Natural human behaviour, resulting from the decoy effect, is often exploited in pricing decisions and also deciding the volumes of the product to be introduced in the market. Companies introduce a third variant of a product which acts as a decoy to increase affinity of consumers towards the product which the company actually wants to sell. Also as a result, companies are also successful to push customers, who usually tend to buy the cheapest product, towards a more expensive product.
The Psychology behind Decoy Effect and how Marketing Managers use it to their benefit
Let’s try to understand it by a simple example where, say, you would like to buy a new MP3 player.

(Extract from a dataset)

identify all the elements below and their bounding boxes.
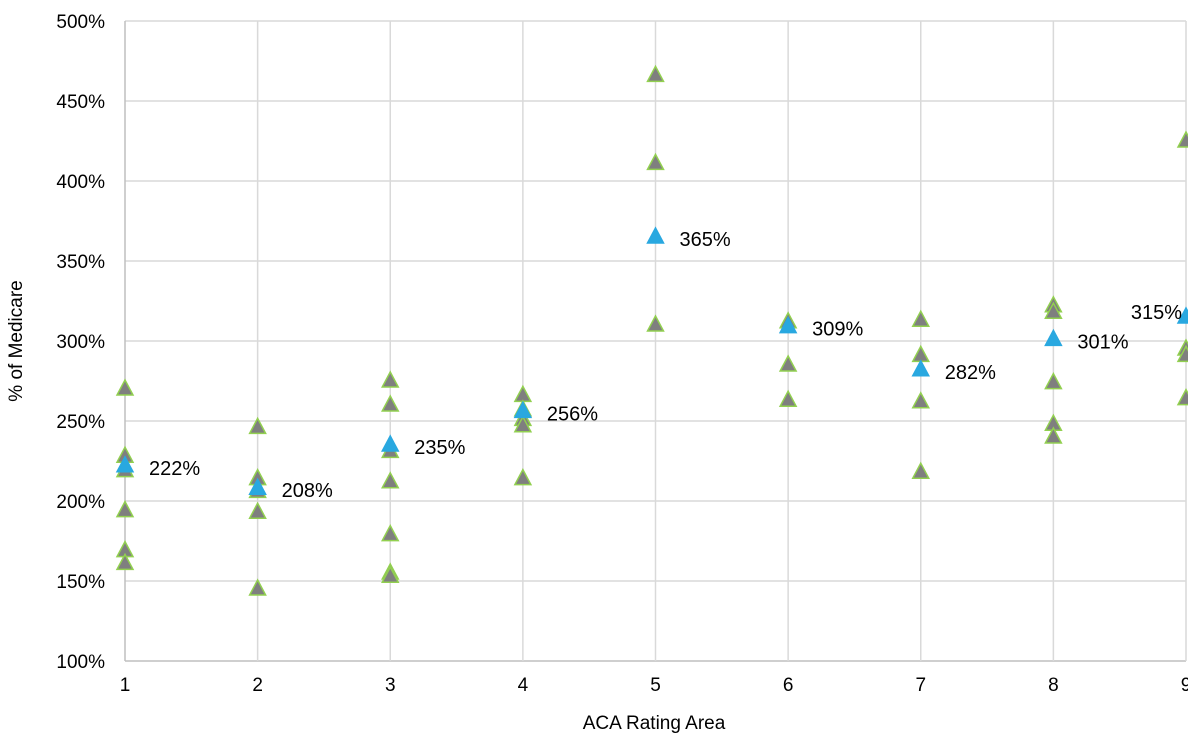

First and foremost, we identify the core proposition in the product. Say in case of MP3 players it may be: the storage capacity and the price – and then play around these two core offerings.
In the image below we have a proposition for two players. When put forward with the below choices, some consumers will prefer A for its greater storage capacity, while others will prefer B for its lower price.
Now let’s add a new MP3 player to our product proposition. MP3 Player C is more expensive than both A and B and has more storage than B but less than A.
The addition of another product i.e. MP3 Player C – which buyers probably avoid (they can pay less for a model with more storage) – causes MP3 Player A, the dominating option, to be chosen more often than when we only had two choices. Because A is better than C in both respects, while B is only partially better than C, more consumers will prefer A now than before. MP3 Player C is the decoy product that will increase sales of A.
Now the point is that the company’s focus model is MP3 Player A and not C. The volumes of C in production will be low and will be positioned as a premium or flagship model whereas MP3 player A will be their hero or best-seller model.